Arguments are scheduled for Tuesday in the lawsuit by families of the Newtown victims. They say gun manufacturer Remington and other defendants are all liable for the mass shooting at a Connecticut elementary school that left 20 children and six adults dead.
“They have to face hostility and derision and threats sometimes, simply because they want to make something sensible out of the senselessness and the loss they feel,” said Joshua Koskoff, one of the plaintiff attorneys, in a New York Times profile. “And that’s a very cruel thing.”
The company’s lawyers did not comment in the Times story.
Investigators say Adam Lanza committed the shooting, killing his mother Nancy Lanza with her own Bushmaster XM15-E2S, then opening fire at Sandy Hook Elementary School on Dec. 14, 2012.

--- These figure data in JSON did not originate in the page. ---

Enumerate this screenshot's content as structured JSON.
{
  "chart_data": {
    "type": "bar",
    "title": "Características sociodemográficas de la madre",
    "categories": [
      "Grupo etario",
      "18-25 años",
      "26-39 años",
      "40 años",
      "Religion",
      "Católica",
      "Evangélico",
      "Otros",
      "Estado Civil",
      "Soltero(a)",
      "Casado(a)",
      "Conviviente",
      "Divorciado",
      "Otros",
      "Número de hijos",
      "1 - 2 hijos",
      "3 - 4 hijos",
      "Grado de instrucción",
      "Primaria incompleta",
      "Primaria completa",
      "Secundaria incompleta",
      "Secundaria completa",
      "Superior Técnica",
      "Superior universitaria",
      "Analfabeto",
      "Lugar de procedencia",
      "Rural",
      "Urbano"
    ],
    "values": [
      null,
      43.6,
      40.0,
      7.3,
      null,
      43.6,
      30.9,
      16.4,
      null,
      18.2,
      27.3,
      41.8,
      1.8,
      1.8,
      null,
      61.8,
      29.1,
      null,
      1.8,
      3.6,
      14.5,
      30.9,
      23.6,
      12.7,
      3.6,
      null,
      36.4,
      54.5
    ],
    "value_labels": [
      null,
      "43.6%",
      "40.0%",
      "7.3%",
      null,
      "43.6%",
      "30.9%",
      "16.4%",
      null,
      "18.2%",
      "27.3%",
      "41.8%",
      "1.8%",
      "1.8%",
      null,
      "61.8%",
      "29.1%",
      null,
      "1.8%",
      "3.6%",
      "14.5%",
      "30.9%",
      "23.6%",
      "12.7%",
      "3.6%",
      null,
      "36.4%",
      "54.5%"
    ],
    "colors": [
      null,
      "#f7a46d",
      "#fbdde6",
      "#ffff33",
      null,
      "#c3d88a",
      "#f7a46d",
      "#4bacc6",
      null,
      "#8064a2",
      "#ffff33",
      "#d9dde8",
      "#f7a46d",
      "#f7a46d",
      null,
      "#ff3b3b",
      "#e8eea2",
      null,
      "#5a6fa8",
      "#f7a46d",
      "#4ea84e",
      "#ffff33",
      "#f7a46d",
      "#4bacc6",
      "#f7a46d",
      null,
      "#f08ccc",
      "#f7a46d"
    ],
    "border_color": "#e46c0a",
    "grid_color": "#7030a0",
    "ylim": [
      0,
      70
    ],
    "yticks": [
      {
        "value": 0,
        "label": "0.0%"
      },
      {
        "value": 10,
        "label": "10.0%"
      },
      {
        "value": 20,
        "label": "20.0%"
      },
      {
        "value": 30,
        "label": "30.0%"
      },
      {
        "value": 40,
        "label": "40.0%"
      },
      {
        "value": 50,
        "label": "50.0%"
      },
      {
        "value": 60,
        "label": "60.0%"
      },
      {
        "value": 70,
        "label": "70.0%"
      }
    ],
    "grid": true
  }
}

Can the plaintiffs prove that the defendants remain liable for Lanza’s actions? They’ve failed in court before. A state court dismissed their lawsuit in October 2016, saying that the Protection of Lawful Commerce in Arms Act shielded Remington from liability. The law gives protection to gun manufacturers and dealers whose products are used to commit crimes, unless the seller knows or reasonably should know that they buyer is going to do something “involving unreasonable risk of physical injury to the person or others.” Plaintiffs argued that the Bushmaster was designed for military purposes. Citizens should not have had their hands on that.
“And defendants know that the AR-15’s military firepower, unsuited to home defense or recreation, enables an individual in possession of the weapon to inflict unparalleled civilian carnage,” plaintiffs said in their original 2014 complaint.
Semiautomatic rifles were used in some of the most devastating mass shootings, such as in Las Vegas, Orlando, and just last week in Sutherland Springs, Texas.